1
votes

Is there a way to estimate the correlation of two variables if the data is received in chunks without storing the received pairs?

For example, we receive the pairs:

  1. [(x1, y1), (x2, y2), (x3, y3)]

  2. [(x4, y4)]

  3. [(x5, y5), (x6, y6)]

and we have to estimate the correlation between x1:6 and y1:6.

Non-optimal solution:

Even though this definition works: Correlation

it is suboptimal since if we have large values on the stream the squared values will easily overflow.

1

1 Answers

2
votes

Yes, this can be computed incrementally. The method is a small generalisation of Welford's algorithm, see here, for example

You maintain a number of variables, updating them each time data comes in.

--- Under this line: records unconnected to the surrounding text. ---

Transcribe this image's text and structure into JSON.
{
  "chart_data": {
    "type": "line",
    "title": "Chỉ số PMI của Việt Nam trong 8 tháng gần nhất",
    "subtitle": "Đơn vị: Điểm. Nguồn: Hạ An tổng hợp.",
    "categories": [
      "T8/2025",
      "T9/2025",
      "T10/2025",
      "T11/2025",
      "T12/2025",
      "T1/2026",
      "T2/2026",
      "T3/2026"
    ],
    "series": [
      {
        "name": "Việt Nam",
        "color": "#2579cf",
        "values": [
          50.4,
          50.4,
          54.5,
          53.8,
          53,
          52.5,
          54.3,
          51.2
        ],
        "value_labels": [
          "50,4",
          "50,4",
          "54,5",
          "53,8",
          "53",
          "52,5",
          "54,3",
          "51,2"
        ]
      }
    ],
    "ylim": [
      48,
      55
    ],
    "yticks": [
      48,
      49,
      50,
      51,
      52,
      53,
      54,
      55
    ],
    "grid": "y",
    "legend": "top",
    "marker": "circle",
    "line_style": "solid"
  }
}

At each stage these are the mean etc of the data seen so far

Initialisation:

int n = 0; // number of points
double mx = 0.0; // mean of x's
double my = 0.0; // mean of y's
double vx = 0.0; // variance of x's
double vy = 0.0; // variance of y's
double cxy = 0.0; // covariance of x and y

Update (new values x,y in )

  n += 1;
double f = 1.0/n;
double dx = x - mx;
double dy = y - my;
  mx += f*dx;
  my += f*dy;
  vx = (1.0-f)*(vx + f*dx*dx);
  vy = (1.0-f)*(vy + f*dy*dy);
  cxy= (1.0-f)*(cxy+ f*dx*dy);

In terms of these variables we have

rxy = cxy/sqrt( vx*vy)

Note though that vx and vy will be zero after just one pair as been seen.

Don't be surprised if the stream of estimates for rxy is noisy. Estimates of correlation tend to be so.